Michael Holmes grew up in Glidden, Iowa, and began drawing and painting at a very young age. Michael attended Kansas State University, where he studied interior architecture. He was drawn to interior architecture by the furniture design and color theory. While at Kansas State, he was introduced to the rendering styles of Mike Lin, which largely influenced his later artwork style. In 1990, he took an internship with the world-renowned interior design staff of Leo A. Daly, where he was taught invaluable lessons of the proper use of color and textures.
After graduating from Kansas State in 1992, Michael took a design position with a bank in Des Moines, Iowa. Although his job fostered the engineering side of his degree, he was missing an outlet for expressing the color and creative side of his abilities. He began drawing with pastels and his artwork career was born. He was noticed by a local gallery and worked with James Navarro, who allowed Michael to use his frame shop and gallery for his work. After several years of messy framing projects, Jim convinced Michael to transition into painting. It was an opportunity to include texture in his pieces. With the assistance and guidance of Jim Navarro, he began his first acrylic paintings, which evolved into Michael's other body of work, under the name of Michael Holmes.
Along the way, Michael was developing an abstract line of work, utilizing the same technique, but with abstract images. In the spring of 2014, Michael was inspired to add two steps to the process and modify another step, thus creating the current process for this art. This second line of artwork is known as M. Robinson, from Michael Robinson Holmes, a family name on his dad’s side.

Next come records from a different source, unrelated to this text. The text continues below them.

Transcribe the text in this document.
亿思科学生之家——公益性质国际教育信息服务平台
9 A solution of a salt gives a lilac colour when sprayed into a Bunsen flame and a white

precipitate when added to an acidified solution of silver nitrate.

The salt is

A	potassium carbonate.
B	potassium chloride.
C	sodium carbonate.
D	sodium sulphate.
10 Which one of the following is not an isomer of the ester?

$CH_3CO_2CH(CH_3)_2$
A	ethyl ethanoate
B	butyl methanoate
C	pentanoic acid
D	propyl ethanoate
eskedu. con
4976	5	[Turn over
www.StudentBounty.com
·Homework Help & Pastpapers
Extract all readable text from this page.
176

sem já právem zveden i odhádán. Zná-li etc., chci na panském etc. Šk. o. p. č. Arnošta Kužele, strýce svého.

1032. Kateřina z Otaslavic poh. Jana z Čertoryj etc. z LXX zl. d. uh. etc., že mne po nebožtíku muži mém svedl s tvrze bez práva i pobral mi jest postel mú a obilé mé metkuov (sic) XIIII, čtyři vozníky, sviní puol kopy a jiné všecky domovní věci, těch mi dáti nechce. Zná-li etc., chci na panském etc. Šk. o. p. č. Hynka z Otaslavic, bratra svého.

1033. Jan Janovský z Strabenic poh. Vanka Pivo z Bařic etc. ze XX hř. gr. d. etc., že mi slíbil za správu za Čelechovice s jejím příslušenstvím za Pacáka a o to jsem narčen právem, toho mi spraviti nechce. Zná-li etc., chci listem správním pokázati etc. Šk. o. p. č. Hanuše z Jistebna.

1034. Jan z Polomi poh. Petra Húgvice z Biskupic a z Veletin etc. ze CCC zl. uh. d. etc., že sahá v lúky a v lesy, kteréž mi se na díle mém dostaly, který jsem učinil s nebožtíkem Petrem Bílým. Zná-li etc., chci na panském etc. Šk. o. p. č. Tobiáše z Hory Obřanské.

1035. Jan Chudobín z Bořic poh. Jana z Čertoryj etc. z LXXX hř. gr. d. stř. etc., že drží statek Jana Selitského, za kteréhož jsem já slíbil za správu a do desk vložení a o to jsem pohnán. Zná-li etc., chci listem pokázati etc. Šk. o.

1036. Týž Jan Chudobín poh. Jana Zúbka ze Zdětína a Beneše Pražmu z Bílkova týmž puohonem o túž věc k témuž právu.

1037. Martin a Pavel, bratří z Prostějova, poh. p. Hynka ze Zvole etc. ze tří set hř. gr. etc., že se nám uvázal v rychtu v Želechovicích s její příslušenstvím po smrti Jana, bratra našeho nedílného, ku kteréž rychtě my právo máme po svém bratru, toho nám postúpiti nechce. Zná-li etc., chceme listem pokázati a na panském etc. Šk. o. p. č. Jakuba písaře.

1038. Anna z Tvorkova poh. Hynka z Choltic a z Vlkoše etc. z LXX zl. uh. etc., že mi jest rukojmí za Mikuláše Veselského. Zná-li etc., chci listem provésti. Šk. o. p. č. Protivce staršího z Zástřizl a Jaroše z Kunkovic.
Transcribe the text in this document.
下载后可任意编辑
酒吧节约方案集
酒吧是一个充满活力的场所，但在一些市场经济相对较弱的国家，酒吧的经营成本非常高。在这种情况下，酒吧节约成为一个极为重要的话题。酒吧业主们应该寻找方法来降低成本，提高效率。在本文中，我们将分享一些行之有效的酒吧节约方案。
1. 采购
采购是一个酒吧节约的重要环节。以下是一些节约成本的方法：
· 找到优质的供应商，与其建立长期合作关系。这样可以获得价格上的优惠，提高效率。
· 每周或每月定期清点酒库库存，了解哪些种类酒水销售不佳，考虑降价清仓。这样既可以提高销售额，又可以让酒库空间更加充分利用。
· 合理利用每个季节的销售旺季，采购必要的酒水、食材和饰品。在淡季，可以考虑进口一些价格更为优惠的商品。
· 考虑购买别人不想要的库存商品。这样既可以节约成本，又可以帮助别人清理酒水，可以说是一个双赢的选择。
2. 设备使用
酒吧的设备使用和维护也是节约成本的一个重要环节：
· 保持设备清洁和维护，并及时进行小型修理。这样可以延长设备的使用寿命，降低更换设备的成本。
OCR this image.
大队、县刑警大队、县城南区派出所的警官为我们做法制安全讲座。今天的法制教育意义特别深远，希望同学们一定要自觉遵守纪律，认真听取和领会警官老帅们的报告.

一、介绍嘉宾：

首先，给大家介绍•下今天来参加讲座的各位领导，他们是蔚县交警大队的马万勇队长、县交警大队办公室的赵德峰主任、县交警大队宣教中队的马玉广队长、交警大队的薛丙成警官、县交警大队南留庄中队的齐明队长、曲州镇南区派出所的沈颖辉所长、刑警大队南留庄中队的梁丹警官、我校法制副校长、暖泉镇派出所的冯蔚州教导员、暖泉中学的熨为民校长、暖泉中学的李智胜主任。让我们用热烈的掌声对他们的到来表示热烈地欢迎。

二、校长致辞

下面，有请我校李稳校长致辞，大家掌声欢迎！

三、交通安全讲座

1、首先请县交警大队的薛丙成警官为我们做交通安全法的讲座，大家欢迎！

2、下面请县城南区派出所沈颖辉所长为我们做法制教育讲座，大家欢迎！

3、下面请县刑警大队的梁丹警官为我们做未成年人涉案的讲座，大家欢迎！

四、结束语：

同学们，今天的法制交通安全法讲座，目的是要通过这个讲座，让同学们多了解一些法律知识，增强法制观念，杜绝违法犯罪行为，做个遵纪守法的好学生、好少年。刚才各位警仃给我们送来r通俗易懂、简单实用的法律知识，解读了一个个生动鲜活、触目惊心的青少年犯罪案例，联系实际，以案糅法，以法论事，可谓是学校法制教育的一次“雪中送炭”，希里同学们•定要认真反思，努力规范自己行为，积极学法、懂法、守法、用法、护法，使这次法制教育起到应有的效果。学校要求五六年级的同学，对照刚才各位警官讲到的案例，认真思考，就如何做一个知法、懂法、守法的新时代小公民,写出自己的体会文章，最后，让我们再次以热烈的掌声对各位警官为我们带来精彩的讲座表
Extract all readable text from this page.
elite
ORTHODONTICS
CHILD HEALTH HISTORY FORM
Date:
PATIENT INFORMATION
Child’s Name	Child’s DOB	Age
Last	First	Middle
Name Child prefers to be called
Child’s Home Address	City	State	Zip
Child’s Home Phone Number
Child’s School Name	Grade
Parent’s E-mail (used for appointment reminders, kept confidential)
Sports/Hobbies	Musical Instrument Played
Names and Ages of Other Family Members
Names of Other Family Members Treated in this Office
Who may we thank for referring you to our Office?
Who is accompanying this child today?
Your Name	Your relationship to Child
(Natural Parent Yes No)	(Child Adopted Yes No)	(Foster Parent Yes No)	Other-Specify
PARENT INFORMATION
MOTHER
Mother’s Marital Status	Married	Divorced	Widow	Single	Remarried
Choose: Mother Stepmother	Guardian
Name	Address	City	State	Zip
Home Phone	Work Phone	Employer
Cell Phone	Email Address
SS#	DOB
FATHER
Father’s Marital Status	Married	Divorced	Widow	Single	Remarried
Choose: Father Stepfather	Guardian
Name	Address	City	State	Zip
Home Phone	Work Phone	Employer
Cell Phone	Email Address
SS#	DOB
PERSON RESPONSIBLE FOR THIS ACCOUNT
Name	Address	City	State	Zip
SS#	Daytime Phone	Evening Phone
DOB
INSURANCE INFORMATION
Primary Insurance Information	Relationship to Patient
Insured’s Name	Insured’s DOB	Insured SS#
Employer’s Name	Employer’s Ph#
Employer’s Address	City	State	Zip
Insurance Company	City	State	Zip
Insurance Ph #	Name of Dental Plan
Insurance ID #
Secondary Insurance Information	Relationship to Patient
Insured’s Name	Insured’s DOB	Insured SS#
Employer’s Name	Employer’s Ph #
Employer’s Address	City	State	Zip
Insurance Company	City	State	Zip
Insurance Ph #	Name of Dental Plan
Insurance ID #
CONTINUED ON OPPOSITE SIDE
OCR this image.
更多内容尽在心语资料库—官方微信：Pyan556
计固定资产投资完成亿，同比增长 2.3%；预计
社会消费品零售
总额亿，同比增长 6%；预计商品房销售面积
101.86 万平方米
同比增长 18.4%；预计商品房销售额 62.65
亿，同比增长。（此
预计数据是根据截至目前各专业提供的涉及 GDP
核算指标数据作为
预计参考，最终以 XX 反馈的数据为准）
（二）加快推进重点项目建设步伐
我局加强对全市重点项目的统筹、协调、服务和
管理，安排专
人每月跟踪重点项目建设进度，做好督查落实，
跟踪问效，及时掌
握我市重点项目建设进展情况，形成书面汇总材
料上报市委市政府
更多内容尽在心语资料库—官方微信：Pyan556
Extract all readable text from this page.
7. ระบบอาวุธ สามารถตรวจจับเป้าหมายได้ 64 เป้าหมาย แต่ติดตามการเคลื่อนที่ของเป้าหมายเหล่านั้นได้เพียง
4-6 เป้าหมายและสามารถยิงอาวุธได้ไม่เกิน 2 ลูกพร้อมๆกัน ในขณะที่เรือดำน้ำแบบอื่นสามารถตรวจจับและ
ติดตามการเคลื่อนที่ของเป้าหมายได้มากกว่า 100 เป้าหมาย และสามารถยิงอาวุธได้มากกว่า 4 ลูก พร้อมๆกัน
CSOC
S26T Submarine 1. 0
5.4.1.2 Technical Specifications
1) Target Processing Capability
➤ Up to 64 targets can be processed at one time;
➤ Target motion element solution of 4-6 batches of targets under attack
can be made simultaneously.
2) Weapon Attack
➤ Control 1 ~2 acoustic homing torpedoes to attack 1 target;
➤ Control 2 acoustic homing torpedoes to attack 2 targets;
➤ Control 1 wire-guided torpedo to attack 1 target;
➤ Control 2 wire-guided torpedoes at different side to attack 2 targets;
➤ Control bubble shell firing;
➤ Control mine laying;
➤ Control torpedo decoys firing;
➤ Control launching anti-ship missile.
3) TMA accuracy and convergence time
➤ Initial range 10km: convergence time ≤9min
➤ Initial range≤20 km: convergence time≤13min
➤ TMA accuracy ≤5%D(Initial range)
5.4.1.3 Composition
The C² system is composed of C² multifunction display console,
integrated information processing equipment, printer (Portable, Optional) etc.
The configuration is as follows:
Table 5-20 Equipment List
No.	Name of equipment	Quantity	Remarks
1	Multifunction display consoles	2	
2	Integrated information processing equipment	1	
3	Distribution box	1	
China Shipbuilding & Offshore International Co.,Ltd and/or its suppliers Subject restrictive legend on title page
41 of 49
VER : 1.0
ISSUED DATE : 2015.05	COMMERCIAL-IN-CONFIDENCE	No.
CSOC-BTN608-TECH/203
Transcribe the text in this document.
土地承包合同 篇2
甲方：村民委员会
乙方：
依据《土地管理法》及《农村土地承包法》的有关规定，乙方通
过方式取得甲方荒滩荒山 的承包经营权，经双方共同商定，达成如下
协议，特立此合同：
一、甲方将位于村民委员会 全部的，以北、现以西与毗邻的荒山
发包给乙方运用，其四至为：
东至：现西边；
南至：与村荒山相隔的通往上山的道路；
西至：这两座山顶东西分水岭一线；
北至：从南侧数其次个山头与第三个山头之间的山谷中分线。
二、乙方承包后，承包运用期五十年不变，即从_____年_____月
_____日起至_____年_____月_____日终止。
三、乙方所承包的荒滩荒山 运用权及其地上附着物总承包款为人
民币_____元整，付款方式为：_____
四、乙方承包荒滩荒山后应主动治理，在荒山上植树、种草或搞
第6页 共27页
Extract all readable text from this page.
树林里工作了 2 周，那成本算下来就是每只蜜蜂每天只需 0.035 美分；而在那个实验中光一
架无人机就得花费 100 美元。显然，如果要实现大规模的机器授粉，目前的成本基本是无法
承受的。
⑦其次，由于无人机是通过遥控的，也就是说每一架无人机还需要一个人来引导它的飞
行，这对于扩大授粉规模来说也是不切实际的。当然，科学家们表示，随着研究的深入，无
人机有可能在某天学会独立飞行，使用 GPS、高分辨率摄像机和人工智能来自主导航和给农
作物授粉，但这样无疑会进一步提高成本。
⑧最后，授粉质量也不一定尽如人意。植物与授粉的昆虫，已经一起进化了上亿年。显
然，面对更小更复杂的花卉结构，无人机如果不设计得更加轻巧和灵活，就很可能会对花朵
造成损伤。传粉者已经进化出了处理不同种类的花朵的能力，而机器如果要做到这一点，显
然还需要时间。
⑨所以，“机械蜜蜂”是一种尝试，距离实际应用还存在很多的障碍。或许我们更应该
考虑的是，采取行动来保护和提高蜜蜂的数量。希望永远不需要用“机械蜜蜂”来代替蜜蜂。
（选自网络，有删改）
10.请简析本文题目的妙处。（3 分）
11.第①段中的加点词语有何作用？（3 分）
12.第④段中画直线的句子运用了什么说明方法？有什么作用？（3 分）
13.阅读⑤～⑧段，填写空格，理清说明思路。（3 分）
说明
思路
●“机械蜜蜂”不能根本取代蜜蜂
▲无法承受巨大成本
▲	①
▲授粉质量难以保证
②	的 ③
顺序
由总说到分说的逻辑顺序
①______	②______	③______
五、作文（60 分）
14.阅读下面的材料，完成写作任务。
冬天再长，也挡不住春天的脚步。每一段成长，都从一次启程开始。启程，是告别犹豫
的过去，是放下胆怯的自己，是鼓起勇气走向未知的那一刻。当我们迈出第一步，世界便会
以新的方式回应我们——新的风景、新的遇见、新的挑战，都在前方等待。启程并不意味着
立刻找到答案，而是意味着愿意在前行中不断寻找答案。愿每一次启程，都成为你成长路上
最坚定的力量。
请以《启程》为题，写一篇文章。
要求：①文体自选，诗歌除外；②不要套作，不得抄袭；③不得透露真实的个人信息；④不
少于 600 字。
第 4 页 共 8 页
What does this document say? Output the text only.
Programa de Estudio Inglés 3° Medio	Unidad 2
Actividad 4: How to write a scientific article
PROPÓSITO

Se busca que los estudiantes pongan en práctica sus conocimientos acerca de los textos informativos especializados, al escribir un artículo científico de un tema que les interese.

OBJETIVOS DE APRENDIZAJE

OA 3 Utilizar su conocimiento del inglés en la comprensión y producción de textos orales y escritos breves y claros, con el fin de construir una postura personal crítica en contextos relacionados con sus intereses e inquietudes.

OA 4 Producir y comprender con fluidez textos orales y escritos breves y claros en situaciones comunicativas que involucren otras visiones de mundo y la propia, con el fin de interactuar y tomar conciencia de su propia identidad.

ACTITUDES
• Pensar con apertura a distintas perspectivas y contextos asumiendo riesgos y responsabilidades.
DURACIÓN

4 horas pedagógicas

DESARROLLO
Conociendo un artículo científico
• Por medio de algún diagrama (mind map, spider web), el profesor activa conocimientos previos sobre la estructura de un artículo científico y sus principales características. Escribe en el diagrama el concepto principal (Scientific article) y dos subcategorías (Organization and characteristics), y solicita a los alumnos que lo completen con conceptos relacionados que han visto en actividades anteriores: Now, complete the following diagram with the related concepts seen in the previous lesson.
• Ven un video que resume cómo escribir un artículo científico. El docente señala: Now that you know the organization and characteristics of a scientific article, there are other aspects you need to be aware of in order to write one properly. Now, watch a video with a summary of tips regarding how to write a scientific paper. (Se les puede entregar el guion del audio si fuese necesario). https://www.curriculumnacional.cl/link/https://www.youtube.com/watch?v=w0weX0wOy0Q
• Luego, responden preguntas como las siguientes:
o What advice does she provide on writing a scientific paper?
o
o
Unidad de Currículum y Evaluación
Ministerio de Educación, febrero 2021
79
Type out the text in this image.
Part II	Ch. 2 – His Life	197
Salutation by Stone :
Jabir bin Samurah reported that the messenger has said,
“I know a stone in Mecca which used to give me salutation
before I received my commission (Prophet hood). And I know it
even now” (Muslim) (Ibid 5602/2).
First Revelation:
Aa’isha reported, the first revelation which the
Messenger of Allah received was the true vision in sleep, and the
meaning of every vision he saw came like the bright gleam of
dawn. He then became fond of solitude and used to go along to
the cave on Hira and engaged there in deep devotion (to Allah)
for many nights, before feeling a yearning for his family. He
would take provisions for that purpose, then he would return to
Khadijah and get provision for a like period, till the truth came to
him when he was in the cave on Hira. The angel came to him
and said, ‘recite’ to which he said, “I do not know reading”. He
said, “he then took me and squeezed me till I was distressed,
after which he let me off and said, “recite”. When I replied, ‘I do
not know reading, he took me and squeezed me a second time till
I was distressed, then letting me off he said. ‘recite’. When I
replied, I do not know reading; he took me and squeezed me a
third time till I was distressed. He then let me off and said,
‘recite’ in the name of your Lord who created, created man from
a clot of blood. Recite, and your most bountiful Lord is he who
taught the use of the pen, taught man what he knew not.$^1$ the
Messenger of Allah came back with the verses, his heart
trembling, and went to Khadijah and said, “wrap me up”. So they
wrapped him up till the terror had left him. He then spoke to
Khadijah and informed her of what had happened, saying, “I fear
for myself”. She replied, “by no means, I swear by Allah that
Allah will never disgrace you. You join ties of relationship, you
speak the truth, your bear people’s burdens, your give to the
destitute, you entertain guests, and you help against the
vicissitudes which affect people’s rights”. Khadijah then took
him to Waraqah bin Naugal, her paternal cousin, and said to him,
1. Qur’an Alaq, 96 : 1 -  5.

Mary Ann grew up in Kansas City and got her B.A. in psychology from Arizona State University in 1993. She began working as an artist in the San Francisco area in 1997, under the tutelage of Beatrice Vandervoort, a wonderful French artist. Mary Ann learned a wide variety of faux finishes and painted hotel lobbies, restaurants, show homes, offices and homes. Upon returning to Kansas City, she continued painting decorative finishes. When Mary Ann met Michael in 2009, he introduced her to his painting techniques and they have been collaborating ever since.
Michael and Mary Ann begin their work by tinting lightweight modeling paste and applying it to the canvas or masonite box. Then, they press objects or draw images into the modeling paste…lines, circles, etc., leaving impressions. After the paste dries, they paint it with a coat of black gesso and allow time to dry. Next, they layer vibrant, high viscosity paints onto the piece. After the piece cures, Michael deconstructs the painting by sanding layers off, revealing the tinted modeling paste and gesso in selected areas. Finally, a two part epoxy is carefully applied in stages, utilizing a torch to remove bubbles, thus creating the glasslike resin finish.